Generally speaking, if you pass in a pointer or a reference to a function, you’re assuming that the function is going to potentially access and modify your object (especially if you pass by reference). You can prevent this with using the “const” keyword, which sort of creates a contract between the function developer and the function user (like, “I promise I won’t change this value if you give it to me”).
If you pass a variable by “value” instead, the app will create a copy of the object and all of its values and then pass in the copy. The original will not be touched. If you have an array of 1,000,000 elements, it obviously becomes a pretty expensive memory copy to duplicate an array of 1m objects, so commonly people will just pass in the memory address of the object instead of the object itself. A memory address is only 4 bytes on a 32bit system, 8 bytes on a 64 bit system, so it is much lighter to pass that around, right? Pointers and references kind of go hand in hand with each other. You can say that a reference is really just an “address” to an object, but not the object itself. To use the address, you need to know what kind of data it represents. Whether you have an address to an integer or a massive array, or a class, the address is always the same size.
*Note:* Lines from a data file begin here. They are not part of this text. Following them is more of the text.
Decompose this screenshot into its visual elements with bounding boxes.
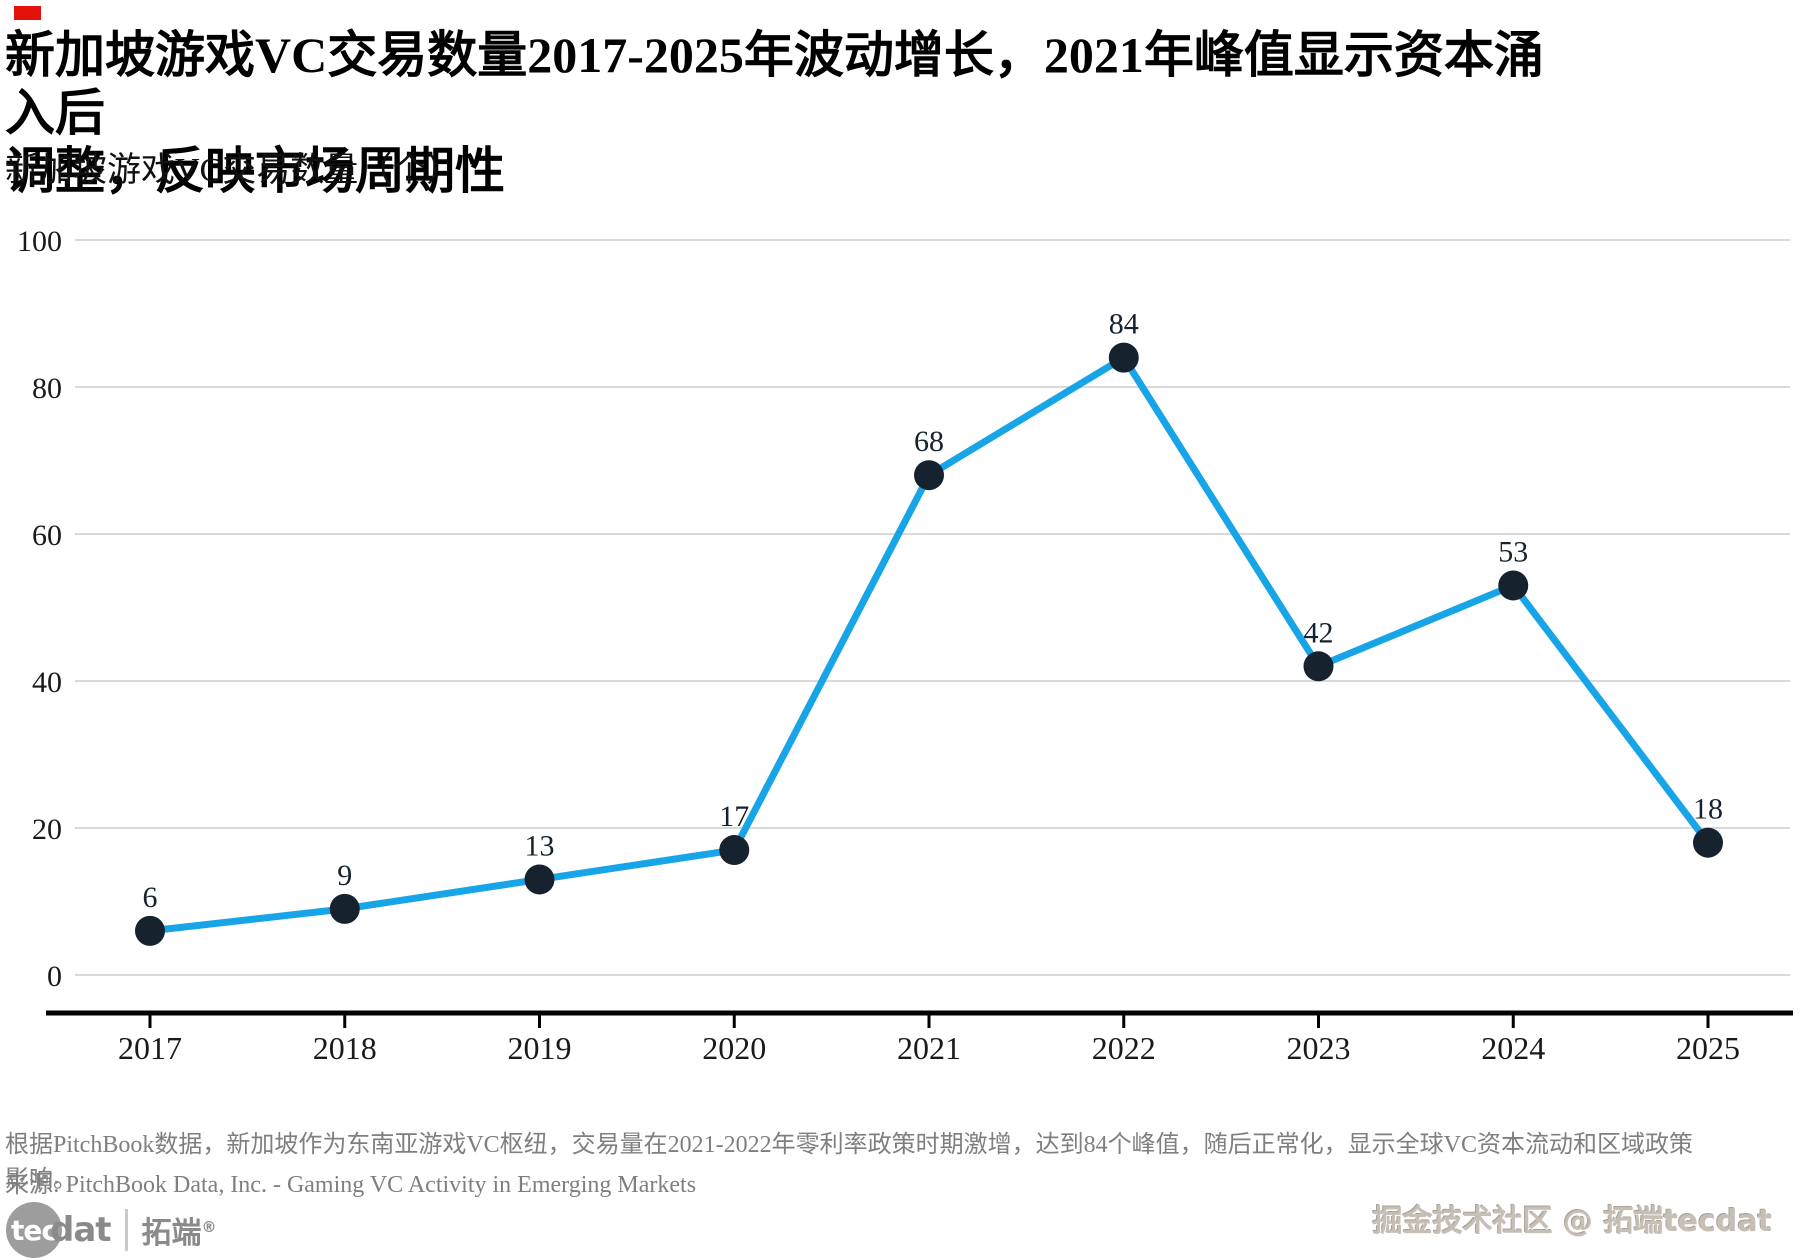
data-point: [914, 460, 944, 491]
tecdat-logo: tec dat 拓端®: [6, 1202, 217, 1258]
y-tick-label: 20: [32, 813, 62, 846]
chart-title: 新加坡游戏VC交易数量2017-2025年波动增长，2021年峰值显示资本涌入后…: [5, 26, 1585, 200]
data-point: [1498, 570, 1529, 601]
logo-cn-chars: 拓端: [141, 1216, 202, 1251]
data-point: [719, 835, 750, 866]
tecdat-logo-circle: tec: [6, 1202, 62, 1258]
data-point-label: 17: [719, 800, 749, 833]
y-tick-label: 0: [47, 960, 62, 993]
x-tick-label: 2017: [118, 1030, 182, 1066]
x-tick-label: 2024: [1481, 1030, 1545, 1066]
data-point-label: 84: [1109, 308, 1139, 341]
logo-divider: [124, 1209, 128, 1251]
y-tick-label: 80: [32, 372, 62, 405]
data-point-label: 68: [914, 425, 944, 458]
data-point-label: 18: [1693, 793, 1723, 826]
chart-subtitle: 新加坡游戏VC交易数量（个）: [5, 152, 461, 189]
x-tick-label: 2019: [508, 1030, 572, 1066]
data-point: [135, 915, 165, 946]
chart-caption: 根据PitchBook数据，新加坡作为东南亚游戏VC枢纽，交易量在2021-20…: [5, 1132, 1694, 1193]
data-point-label: 53: [1498, 535, 1528, 568]
data-point: [524, 864, 555, 895]
registered-mark: ®: [201, 1218, 217, 1236]
chart-title-line1: 新加坡游戏VC交易数量2017-2025年波动增长，2021年峰值显示资本涌入后: [5, 27, 1544, 141]
x-tick-label: 2022: [1092, 1030, 1156, 1066]
data-point: [1108, 342, 1139, 373]
source-note: 来源: PitchBook Data, Inc. - Gaming VC Act…: [5, 1172, 697, 1198]
data-point: [329, 893, 360, 924]
data-point-label: 6: [143, 881, 158, 914]
y-tick-label: 100: [17, 225, 62, 258]
x-tick-label: 2020: [702, 1030, 766, 1066]
chart-title-line2: 调整，反映市场周期性: [5, 143, 505, 199]
logo-dat-text: dat: [50, 1210, 112, 1250]
data-point-label: 42: [1304, 616, 1334, 649]
y-tick-label: 40: [32, 666, 62, 699]
data-point-label: 13: [525, 829, 555, 862]
x-tick-label: 2018: [313, 1030, 377, 1066]
community-watermark: 掘金技术社区 @ 拓端tecdat: [1372, 1204, 1772, 1239]
x-tick-label: 2023: [1287, 1030, 1351, 1066]
data-point-label: 9: [337, 859, 352, 892]
data-point: [1693, 827, 1723, 858]
logo-chinese-text: 拓端®: [142, 1208, 217, 1252]
x-tick-label: 2025: [1676, 1030, 1740, 1066]
logo-tec-text: tec: [11, 1213, 58, 1247]
x-tick-label: 2021: [897, 1030, 961, 1066]
brand-red-tab: [14, 6, 41, 20]
data-point: [1303, 651, 1334, 682]
y-tick-label: 60: [32, 519, 62, 552]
Commonly you’ll dereference an address (such as with a pointer), which means that you’re working with the address data instead of the address itself.
So in theory, you could pass in pointers or references to a function and the function can do a bunch of logic to read or modify the data, and in theory it would be a processed “output”. If you want to see multiple output nodes in a blueprint node, you can either pass in function parameters by reference, or pass in a struct which contains your variables. For reference, look at the “LineTrace()” function and how it passes an FHitResult struct as an output.